Using survey information for longitudinal income imputation in household panel surveys
Jul 25, 09:55
Imputation of missing income data in longitudinal data is a challenge, in particular because not only the cross-sectional distribution of income, but also longitudinal aspects such income mobility are of interest. Large social science household panel studies such as the German SOEP, the British UKHLS, the Australian HILDA or the Swiss SHP use longitudinal methods to impute missing income components. Methods used comprise carryover methods, the Little and Su method (aka the row-and-column method), longitudinal hot deck methods, and different longitudinal nearest neighbour regression methods. In an evaluation study, Watson and Starick (2011) tested these imputation methods for various income components. They conclude that while many of the imputation methods perform well cross-sectionally, in a longitudinal context their strengths and weaknesses are more apparent.
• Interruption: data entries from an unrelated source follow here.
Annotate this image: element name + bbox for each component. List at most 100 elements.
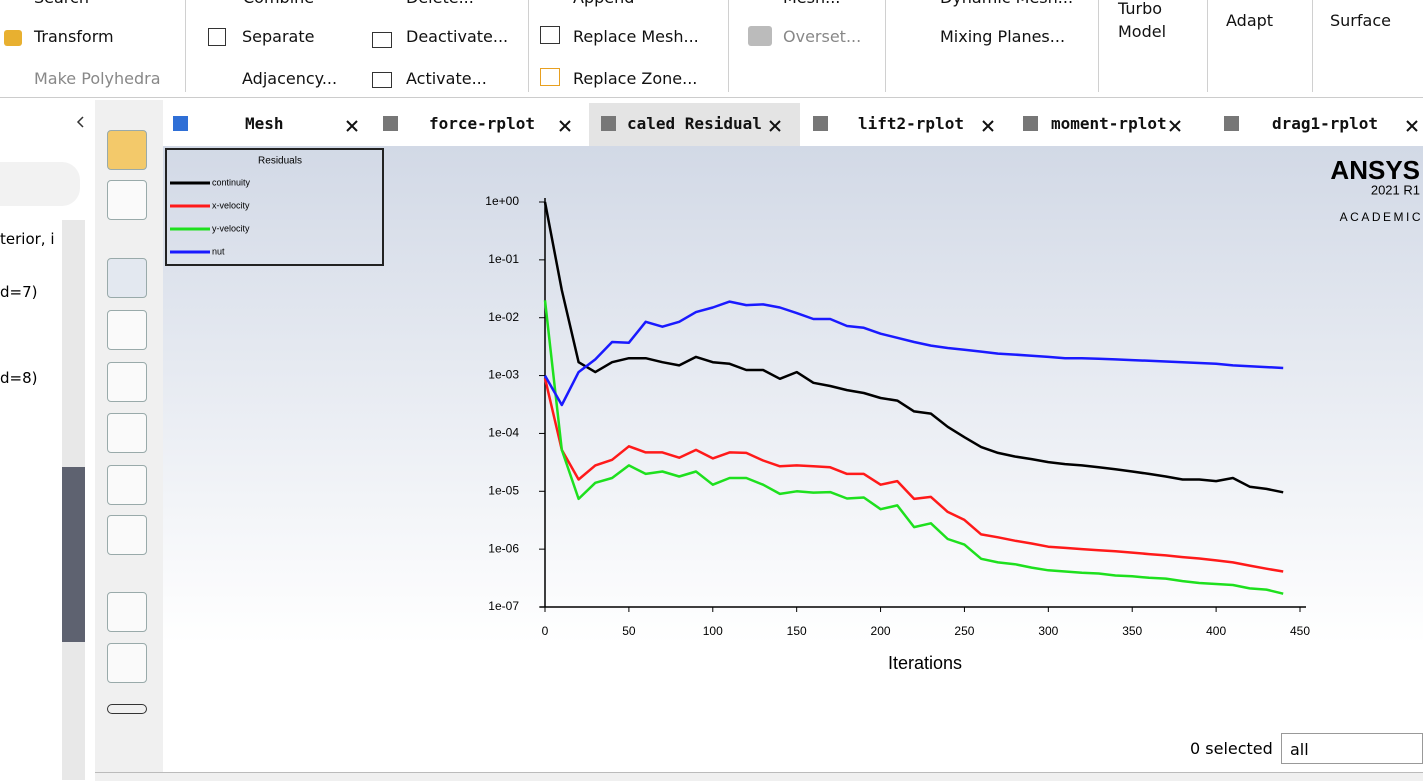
filter-input[interactable] <box>1281 733 1423 764</box>
y-tick-label: 1e-05 <box>488 483 519 497</box>
x-tick-label: 450 <box>1290 624 1310 638</box>
separator <box>1207 0 1208 92</box>
ribbon-button[interactable]: Mesh... <box>783 0 840 7</box>
tree-item[interactable]: d=8) <box>0 369 38 387</box>
ribbon-button[interactable]: Make Polyhedra <box>34 69 161 88</box>
ribbon-button[interactable]: Adjacency... <box>242 69 338 88</box>
legend-label: y-velocity <box>212 223 250 233</box>
legend-box <box>165 148 384 266</box>
series-line <box>543 377 1284 573</box>
x-tick-label: 400 <box>1206 624 1226 638</box>
ribbon <box>0 0 1423 98</box>
ribbon-button[interactable]: Overset... <box>783 27 862 46</box>
tab[interactable]: caled Residual <box>627 114 762 133</box>
collapse-button[interactable] <box>75 115 85 129</box>
close-button[interactable] <box>345 119 359 133</box>
ribbon-button[interactable]: Activate... <box>406 69 487 88</box>
tab[interactable]: moment-rplot <box>1051 114 1167 133</box>
tree-item[interactable]: terior, i <box>0 230 55 248</box>
ribbon-button[interactable]: Dynamic Mesh... <box>940 0 1073 7</box>
legend-label: x-velocity <box>212 200 250 210</box>
y-tick-label: 1e-03 <box>488 368 519 382</box>
series-line <box>543 300 1284 407</box>
x-tick-label: 300 <box>1038 624 1058 638</box>
x-tick-label: 350 <box>1122 624 1142 638</box>
x-tick-label: 50 <box>622 624 636 638</box>
search-box[interactable] <box>0 162 80 206</box>
legend-title: Residuals <box>258 156 302 167</box>
legend-label: continuity <box>212 177 251 187</box>
ribbon-button[interactable]: Adapt <box>1226 11 1274 30</box>
ribbon-button[interactable]: Mixing Planes... <box>940 27 1066 46</box>
separator <box>1312 0 1313 92</box>
logo-brand: ANSYS <box>1330 155 1420 185</box>
tool-button[interactable] <box>107 515 147 555</box>
tool-button[interactable] <box>107 704 147 714</box>
ribbon-button[interactable]: Model <box>1118 22 1167 41</box>
filter-value[interactable]: all <box>1290 740 1309 759</box>
x-tick-label: 0 <box>542 624 549 638</box>
tab-icon <box>601 116 616 131</box>
icon <box>540 26 560 44</box>
ribbon-button[interactable]: Replace Mesh... <box>573 27 699 46</box>
series-line <box>543 300 1284 595</box>
icon <box>748 26 772 46</box>
tab[interactable]: force-rplot <box>429 114 535 133</box>
separator <box>728 0 729 92</box>
tab[interactable]: drag1-rplot <box>1272 114 1378 133</box>
tab-icon <box>813 116 828 131</box>
tool-button[interactable] <box>107 258 147 298</box>
selection-count: 0 selected <box>1190 739 1273 758</box>
y-tick-label: 1e-04 <box>488 426 519 440</box>
tool-button[interactable] <box>107 130 147 170</box>
tool-button[interactable] <box>107 413 147 453</box>
tool-button[interactable] <box>107 362 147 402</box>
x-tick-label: 100 <box>703 624 723 638</box>
x-axis-label: Iterations <box>888 653 962 673</box>
ribbon-button[interactable]: Separate <box>242 27 315 46</box>
separator <box>1098 0 1099 92</box>
ribbon-button[interactable]: Deactivate... <box>406 27 509 46</box>
close-button[interactable] <box>558 119 572 133</box>
icon <box>372 32 392 48</box>
ribbon-button[interactable]: Append <box>573 0 634 7</box>
legend-label: nut <box>212 246 225 256</box>
logo-edition: ACADEMIC <box>1340 210 1423 224</box>
y-tick-label: 1e-06 <box>488 541 519 555</box>
separator <box>885 0 886 92</box>
icon <box>4 30 22 46</box>
graphics-window <box>163 146 1423 732</box>
x-tick-label: 150 <box>787 624 807 638</box>
close-button[interactable] <box>768 119 782 133</box>
ribbon-button[interactable]: Combine <box>243 0 314 7</box>
tool-button[interactable] <box>107 465 147 505</box>
series-line <box>543 201 1284 494</box>
icon <box>208 28 226 46</box>
ribbon-button[interactable]: Search <box>34 0 89 7</box>
ribbon-button[interactable]: Surface <box>1330 11 1391 30</box>
close-button[interactable] <box>1405 119 1419 133</box>
tool-button[interactable] <box>107 310 147 350</box>
tab[interactable]: lift2-rplot <box>858 114 964 133</box>
tool-button[interactable] <box>107 592 147 632</box>
separator <box>528 0 529 92</box>
ribbon-button[interactable]: Turbo <box>1118 0 1163 18</box>
x-tick-label: 200 <box>871 624 891 638</box>
scrollbar-thumb[interactable] <box>62 467 85 642</box>
ribbon-button[interactable]: Replace Zone... <box>573 69 698 88</box>
close-button[interactable] <box>981 119 995 133</box>
x-tick-label: 250 <box>954 624 974 638</box>
close-button[interactable] <box>1168 119 1182 133</box>
y-tick-label: 1e-01 <box>488 252 519 266</box>
tab[interactable]: Mesh <box>245 114 284 133</box>
tool-button[interactable] <box>107 643 147 683</box>
ribbon-button[interactable]: Transform <box>34 27 114 46</box>
tab-icon <box>383 116 398 131</box>
ribbon-button[interactable]: Delete... <box>406 0 474 7</box>
tool-button[interactable] <box>107 180 147 220</box>
y-tick-label: 1e-02 <box>488 310 519 324</box>
tree-item[interactable]: d=7) <box>0 283 38 301</box>
active-tab[interactable] <box>589 103 800 146</box>
icon <box>540 68 560 86</box>
tab-icon <box>1224 116 1239 131</box>
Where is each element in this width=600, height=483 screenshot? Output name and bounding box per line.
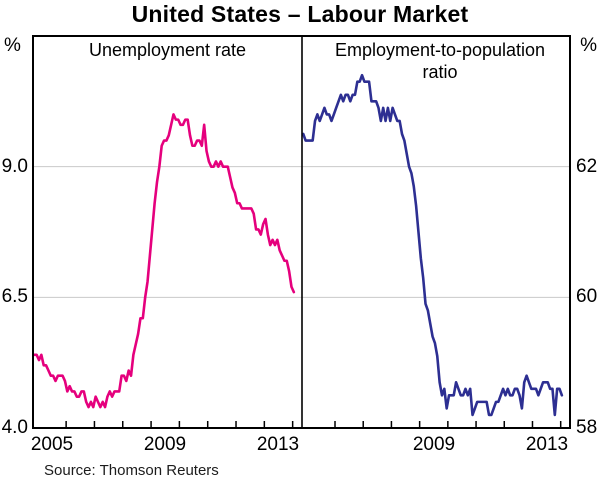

The method that combines the Little and Su method with the population carryover method performs the best overall.
However, the common longitudinal methods exploit only a small part of the information available in household panel data. The carryover method just replaces a missing value by an observed value of the same respondent (possibly taking changes in the reported income amounts between waves into account), and the Little and Su method incorporates the trend across waves, the recipient’s reported value(s), and a residual effect donated from another respondent with complete income information (possibly distinguished by imputation classes, e.g. age groups). But none of these methods exploits available information which is predictive of change in income between waves at an individual and household level.
In our contribution, we will test whether and how the use of additional auxiliary information can improve longitudinal imputation using data from the SHP. For unit nonrespondents, we add household-level information to the imputation models. For item nonrespondents, we add information disclosed during the individual interview to the imputation model. In particular, we are interested how the accuracy of measured income change within individuals over time can be improved by using within-individual auxiliary (reported) information. To this end, we will test four methods for imputing missing data: the Little and Su method, multivariate OLS models, Random effects multivariate models, and fixed effects multivariate models. We will use similar criteria used from Watson and Starick (2011) to assess and compare the different imputation methods. Very preliminary results for income from dependent work show that the Little and Su method has high distributional accuracy while the multivariate model based methods are competitive for predictive accuracy.